The date of this photograph is unknown. 

It is probably in the 1970s.

Trees at the eastern end:
 
 

That Old Chestnut in the Park

Residents and visitors were dismayed at the major surgery performed on the best loved tree in Shoreham in the autumn of 2004. The Bowling Green Sweet Chestnut Tree in Buckingham Park was the oldest of a pair and had stood proudly in the centre of Buckingham Park where a Chestnut Tree had stood proudly for the last two or three centuries. The Sussex Tree Book by Owen Johnson includes this tree as number three of the finest Chestnut Trees in Sussex before the lopping and only exceeded in girth by two others in the county. It was particularly important to me as I included it as the most important tree in Shoreham in my nature slide show presentation.

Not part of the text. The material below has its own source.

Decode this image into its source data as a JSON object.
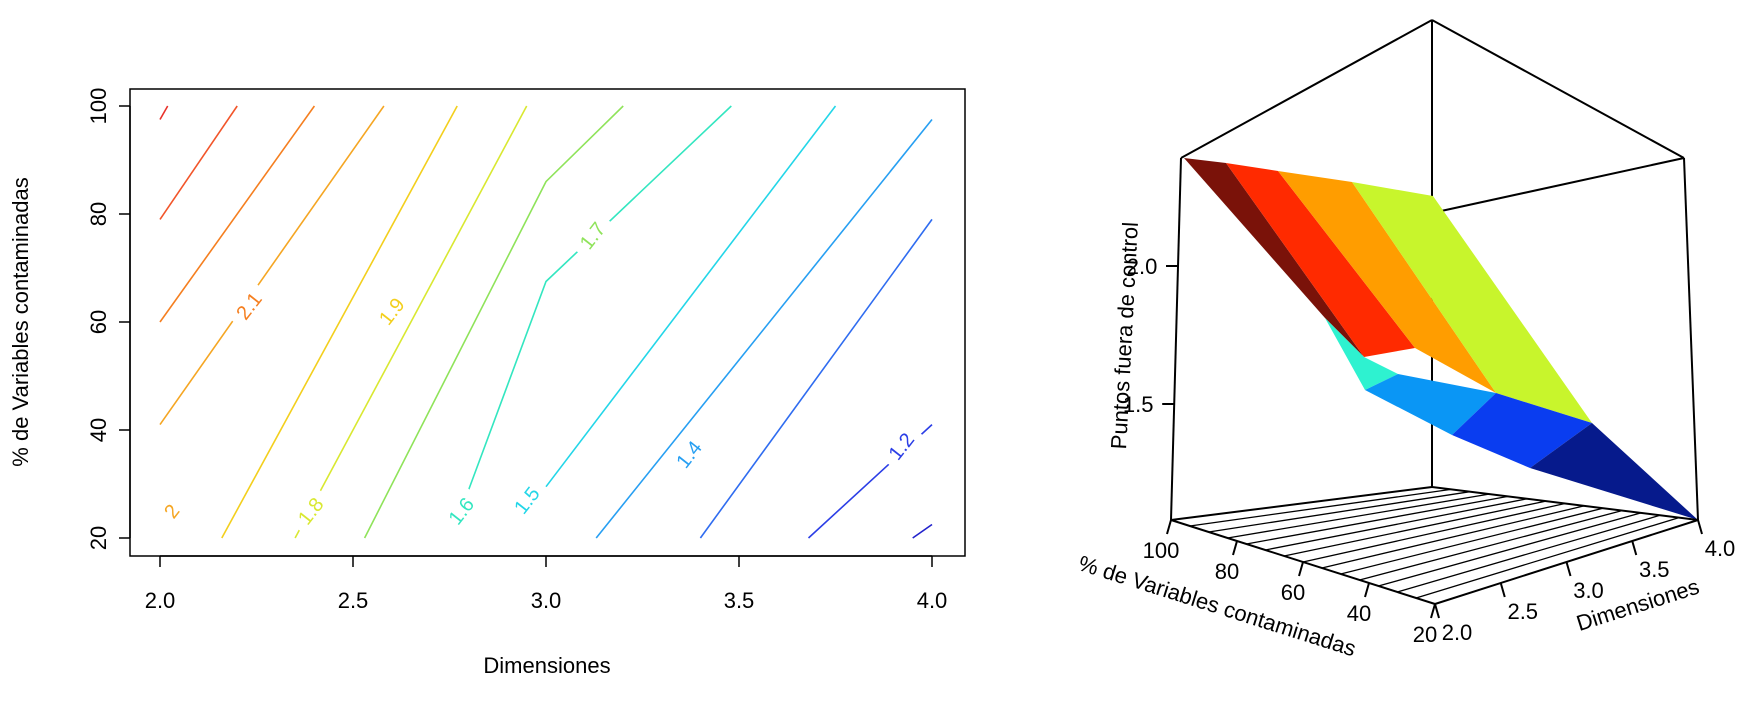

Was it the same tree that featured in a topographical drawing by Samuel Hieronymous Grimm (in the British Museum) of Buckingham House in 1782 showing the tree as one of several in a row?  It was in the same place and one expert had estimated that the old tree with a height of 18 metres (59 ft) and with a girth (shoud this be diameter?) of 222 cm (over 7 ft in the main part of the trunk, about 1.5 metres from the ground) was 265 years old, which meant it was planted in 1740. My estimate is that the tree was planted between 1657 and 1840 and could be anything between 165 and 348 years old. My best guess is that the tree was replaced in the nineteenth century.

It had certainly remained the same since I remember it in the 1960s. During that time it had received minor lopping but nothing so drastic as last year. Adur District Council maintain that the work was necessary on health and safety grounds. One major branch had broken off in the gales in July 2004, but the proud tree had stood firm and intact against the Great Storm of October 2000 which had decimated half of the trees in Buckingham Park.

Its partner was a much younger tree and was a standard showing no sign of the coppicing of the 19th century, so I think this was a relatively young tree that had not finished growing and this tree had doubled in size since the 1970s. This one was not damaged in the gales so the work seemed unnecessary to the passer-by.

Chestnut trees on the same latitude on the eastern side of Buckingham Park were also badly lopped, but these large trees were not so attractive to the eye. One remains largely intact and this provides a good crop of chestnuts every year.

Chestnut Trees are not native to England. Popular books claim they were introduced by the Romans and there is evidence that the Romans used Chestnut wood in England. Some dendrochronologists claim that the Chestnut would most likely have introduced even earlier, and some claim that it did not become an established part of the British arboreal flora until late medieval times. I think on the balance of probability that the Romans introduced the tree, but it did not become popular and a self generating species on a large scale until the nineteenth century when its wood was valued for fencing.

The Sweet Chestnut grows on clay and alluvial soils but it is not found on the chalk downs. Trees are natural architecture and I have asked Adur District Council for a list of trees with Tree Preservation Orders on in the Adur District.